MRI of the extracranial head and neck structures requires good patient co-operation. A high proportion of the patients have poor oral hygiene and are often alcohol abusers. The tumour itself often results in increased secretions and salivation and there is often associated airways disease. Coughing, swallowing and dyspnoea all predispose to image degradation due to motion artefact.
All patients should have an explanation of the procedure given to them by the radiographer together with reminders during the procedure not to cough or swallow. Data are acquired during quiet respiration.
An appropriate coil should be chosen to cover the area of interest and imaging should be undertaken in at least two orthogonal planes. Spin echo (SE) sequences are less sensitive than gradient echo (GE) to motion and susceptibility artefacts. Pre-contrast T1-weighted sequences are necessary for the assessment of medullary bone involvement.
With fast spin echo sequences tumour and brain can have similar signal intensity and i.v. contrast medium is usually required to distinguish tumour from normal brain.
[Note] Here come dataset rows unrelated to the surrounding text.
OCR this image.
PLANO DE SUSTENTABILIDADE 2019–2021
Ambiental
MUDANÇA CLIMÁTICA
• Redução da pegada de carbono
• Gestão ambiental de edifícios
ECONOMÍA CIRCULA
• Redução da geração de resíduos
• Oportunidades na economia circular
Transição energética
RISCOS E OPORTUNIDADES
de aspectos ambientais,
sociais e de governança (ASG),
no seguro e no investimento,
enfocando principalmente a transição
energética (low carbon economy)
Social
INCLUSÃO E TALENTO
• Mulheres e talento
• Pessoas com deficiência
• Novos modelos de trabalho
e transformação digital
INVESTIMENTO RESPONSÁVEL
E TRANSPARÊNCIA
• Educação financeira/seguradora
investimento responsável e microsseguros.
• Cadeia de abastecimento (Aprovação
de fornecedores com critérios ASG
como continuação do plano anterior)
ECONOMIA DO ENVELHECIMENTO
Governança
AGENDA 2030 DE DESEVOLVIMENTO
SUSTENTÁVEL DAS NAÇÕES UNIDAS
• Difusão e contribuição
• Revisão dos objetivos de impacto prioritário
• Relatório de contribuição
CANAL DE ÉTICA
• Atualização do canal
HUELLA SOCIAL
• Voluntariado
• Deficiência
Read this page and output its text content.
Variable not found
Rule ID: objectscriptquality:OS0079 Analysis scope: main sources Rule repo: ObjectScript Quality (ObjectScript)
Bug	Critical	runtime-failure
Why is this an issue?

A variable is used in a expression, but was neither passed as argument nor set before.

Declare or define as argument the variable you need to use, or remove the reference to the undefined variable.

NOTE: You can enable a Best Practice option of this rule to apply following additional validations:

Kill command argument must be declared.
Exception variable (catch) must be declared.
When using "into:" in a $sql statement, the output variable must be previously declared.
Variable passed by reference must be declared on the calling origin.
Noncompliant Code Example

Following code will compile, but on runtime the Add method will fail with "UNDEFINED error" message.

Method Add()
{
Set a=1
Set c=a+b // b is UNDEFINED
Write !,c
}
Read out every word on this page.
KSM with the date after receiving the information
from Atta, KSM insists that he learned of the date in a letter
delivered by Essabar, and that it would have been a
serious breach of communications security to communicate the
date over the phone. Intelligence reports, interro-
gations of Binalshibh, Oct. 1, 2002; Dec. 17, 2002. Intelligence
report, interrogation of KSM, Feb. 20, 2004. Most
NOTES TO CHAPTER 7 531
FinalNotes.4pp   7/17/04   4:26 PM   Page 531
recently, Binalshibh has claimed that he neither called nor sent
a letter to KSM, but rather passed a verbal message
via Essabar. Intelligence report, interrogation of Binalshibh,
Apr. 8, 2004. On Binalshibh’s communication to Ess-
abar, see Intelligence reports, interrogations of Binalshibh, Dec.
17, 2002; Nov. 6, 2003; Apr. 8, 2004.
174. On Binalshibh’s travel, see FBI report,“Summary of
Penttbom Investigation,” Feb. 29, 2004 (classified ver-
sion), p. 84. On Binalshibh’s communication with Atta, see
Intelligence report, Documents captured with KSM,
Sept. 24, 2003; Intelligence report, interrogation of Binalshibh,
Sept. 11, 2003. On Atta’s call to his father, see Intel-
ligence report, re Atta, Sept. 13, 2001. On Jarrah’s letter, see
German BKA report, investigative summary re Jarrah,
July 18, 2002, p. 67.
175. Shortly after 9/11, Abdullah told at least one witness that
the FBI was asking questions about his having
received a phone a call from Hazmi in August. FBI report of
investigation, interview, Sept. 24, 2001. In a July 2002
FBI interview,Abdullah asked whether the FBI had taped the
Contrast medium is also required for the detection of perincural/intracranial extension.
Lymph nodes can be assessed with: (a) T1-weighted; (b) fat-suppressed T2-weighted or Gd-enhanced T1-weighted; or (c) STIR sequences.
Flow-sensitive sequences and/or MR angiography are important complementary studies to assess the relationship of tumour to the carotid sheath, or to identify the vessels in the skull base.
Retained fluid secretions in the paranasal sinuses have a higher signal than tumour on T2-weighted scans and do not enhance
Inflamed mucosa enhances more than tumour
Highly cellular tumour is generally of low/intermediate signal intensity on T1–T2-weighted sequences
Serous/myxoid tumour elements produce increased signal on T2-weighted sequences, e.g. in adenocystic carcinoma, necrosis in squamous cell carcinoma
Loss of the low signal intensity cortical line and low marrow signal intensity on T1-weighted sequences implies bone invasion
Normal mucosa, lymphoid tissue and vessels enhance and can mask tumour, and limit tumour boundary definition
Patients will usually have a reassessment scan to: (a) assess the response to the treatment; (b) to identify tumour recurrence; or (c) to assess the complications of treatment.
Ideally, patients should be scanned in a similar fashion to the original study and i.v. contrast medium is required, particularly when differentiating between treatment effect and tumour recurrence. The distinction between the two is often difficult.